We are but ashes and shall return to dust
--from a prayer in the Roman Catholic Ash Wednesday Mass
For we are dust,
formed from ground,
and to dust
we are returning.
Adam’s noble
call, a crown
to reign over
terra crust,
now is dust
raining down
upon his head
like ashes thrown
overboard in
headwind or
from a window poured
toward roadside trees.
Branches low
with withered fruit
cleave into
wild-grass beds
in midday heat.
Pile-gathered,
feeding fire,
flames unravelling
threads that once
knit root to leaf,
all now curling
charred wisps of
acrid smoke over
whimper and gnash
as the liturgy turns
the dust to ash.
I am intrigued by the relationship of dust and ash.
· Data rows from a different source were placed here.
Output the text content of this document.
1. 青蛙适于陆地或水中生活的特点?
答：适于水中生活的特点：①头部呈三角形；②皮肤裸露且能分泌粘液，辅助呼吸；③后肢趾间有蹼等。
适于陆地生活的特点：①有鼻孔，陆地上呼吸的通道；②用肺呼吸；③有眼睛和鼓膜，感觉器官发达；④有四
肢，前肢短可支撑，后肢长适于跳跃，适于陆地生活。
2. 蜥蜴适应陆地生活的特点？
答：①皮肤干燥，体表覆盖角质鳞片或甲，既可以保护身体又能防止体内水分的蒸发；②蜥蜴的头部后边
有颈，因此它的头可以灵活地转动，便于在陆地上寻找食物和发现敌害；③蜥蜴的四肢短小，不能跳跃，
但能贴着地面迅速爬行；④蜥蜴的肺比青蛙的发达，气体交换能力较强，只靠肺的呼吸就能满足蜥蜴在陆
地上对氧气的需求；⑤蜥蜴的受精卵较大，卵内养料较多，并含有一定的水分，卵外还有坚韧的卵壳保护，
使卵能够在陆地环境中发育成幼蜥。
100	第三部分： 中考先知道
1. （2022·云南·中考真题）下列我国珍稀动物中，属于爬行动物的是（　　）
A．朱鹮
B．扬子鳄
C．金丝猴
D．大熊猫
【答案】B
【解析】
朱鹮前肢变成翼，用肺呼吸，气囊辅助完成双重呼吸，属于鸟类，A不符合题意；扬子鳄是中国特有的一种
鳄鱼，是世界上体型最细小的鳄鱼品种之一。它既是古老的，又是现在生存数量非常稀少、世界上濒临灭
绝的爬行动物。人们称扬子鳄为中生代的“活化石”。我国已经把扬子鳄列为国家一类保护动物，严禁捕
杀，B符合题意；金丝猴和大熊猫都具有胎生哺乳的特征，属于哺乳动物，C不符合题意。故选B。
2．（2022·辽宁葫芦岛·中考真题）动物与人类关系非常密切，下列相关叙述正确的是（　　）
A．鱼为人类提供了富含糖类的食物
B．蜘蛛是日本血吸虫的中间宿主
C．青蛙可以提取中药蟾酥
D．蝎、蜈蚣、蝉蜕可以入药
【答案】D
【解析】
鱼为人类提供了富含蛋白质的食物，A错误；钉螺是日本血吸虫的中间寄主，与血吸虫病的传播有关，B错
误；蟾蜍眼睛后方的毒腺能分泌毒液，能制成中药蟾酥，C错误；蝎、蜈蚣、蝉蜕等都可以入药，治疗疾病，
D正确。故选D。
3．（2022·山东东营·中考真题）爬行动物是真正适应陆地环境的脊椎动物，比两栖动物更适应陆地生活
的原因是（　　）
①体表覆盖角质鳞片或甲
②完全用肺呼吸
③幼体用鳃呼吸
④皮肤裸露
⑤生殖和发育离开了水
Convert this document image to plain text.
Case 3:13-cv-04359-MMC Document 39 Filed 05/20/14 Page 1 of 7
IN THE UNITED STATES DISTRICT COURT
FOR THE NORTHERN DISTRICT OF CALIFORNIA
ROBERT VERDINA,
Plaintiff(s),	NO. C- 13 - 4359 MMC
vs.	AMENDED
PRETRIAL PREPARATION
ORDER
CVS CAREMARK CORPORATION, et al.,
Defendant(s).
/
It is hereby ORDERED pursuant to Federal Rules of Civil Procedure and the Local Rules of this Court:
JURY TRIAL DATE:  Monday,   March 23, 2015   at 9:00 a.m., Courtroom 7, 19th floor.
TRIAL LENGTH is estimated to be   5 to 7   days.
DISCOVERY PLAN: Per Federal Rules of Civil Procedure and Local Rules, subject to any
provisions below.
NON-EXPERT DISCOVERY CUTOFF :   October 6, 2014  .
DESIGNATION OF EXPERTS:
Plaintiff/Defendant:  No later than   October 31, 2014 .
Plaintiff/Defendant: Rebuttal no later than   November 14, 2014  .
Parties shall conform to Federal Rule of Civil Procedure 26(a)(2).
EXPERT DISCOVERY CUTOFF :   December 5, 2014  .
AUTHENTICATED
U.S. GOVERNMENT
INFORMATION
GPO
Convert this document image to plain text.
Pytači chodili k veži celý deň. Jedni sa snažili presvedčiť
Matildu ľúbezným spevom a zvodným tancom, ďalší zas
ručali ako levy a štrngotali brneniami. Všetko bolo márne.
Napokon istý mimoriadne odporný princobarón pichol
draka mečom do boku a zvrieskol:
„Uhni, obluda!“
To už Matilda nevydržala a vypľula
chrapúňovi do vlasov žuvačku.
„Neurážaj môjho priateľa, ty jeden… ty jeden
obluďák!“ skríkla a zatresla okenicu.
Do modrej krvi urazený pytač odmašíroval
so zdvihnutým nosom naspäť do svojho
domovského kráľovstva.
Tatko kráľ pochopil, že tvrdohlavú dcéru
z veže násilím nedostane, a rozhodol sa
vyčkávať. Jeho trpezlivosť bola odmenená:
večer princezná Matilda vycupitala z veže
In the story of Adam's creation dust is the benign (but lifeless) ground from which God shapes him and consequently breathes life into him (Genesis 2:7). It strikes me that at its worst dust is a very neutral term, and at its best a positive reality. But after Adam's fall the curse language predicts Adam's return to dust, now carrying clear negative connotations of emptiness and disintegration. In this latter sense dust becomes appropriately analogous to ash. Interestingly the word ash never shows up in the curse language of Genesis 3. We do, however, see it associated with dust (in its negative sense) a couple of times in the Old Testament (see Genesis 18:27; Job 30:19; 42:6), and the common use of dust in the Old Testament will often carry the overtones of lifelessness and vanity. Dust and ash have been poetically, and I think correctly, linked in the traditional burial language of the Church ("ashes to ashes, dust to dust") and in the liturgies of Ash Wednesday. Ash, in my estimation, better crystallizes the tragic dimensions of humankind's post-fall estate.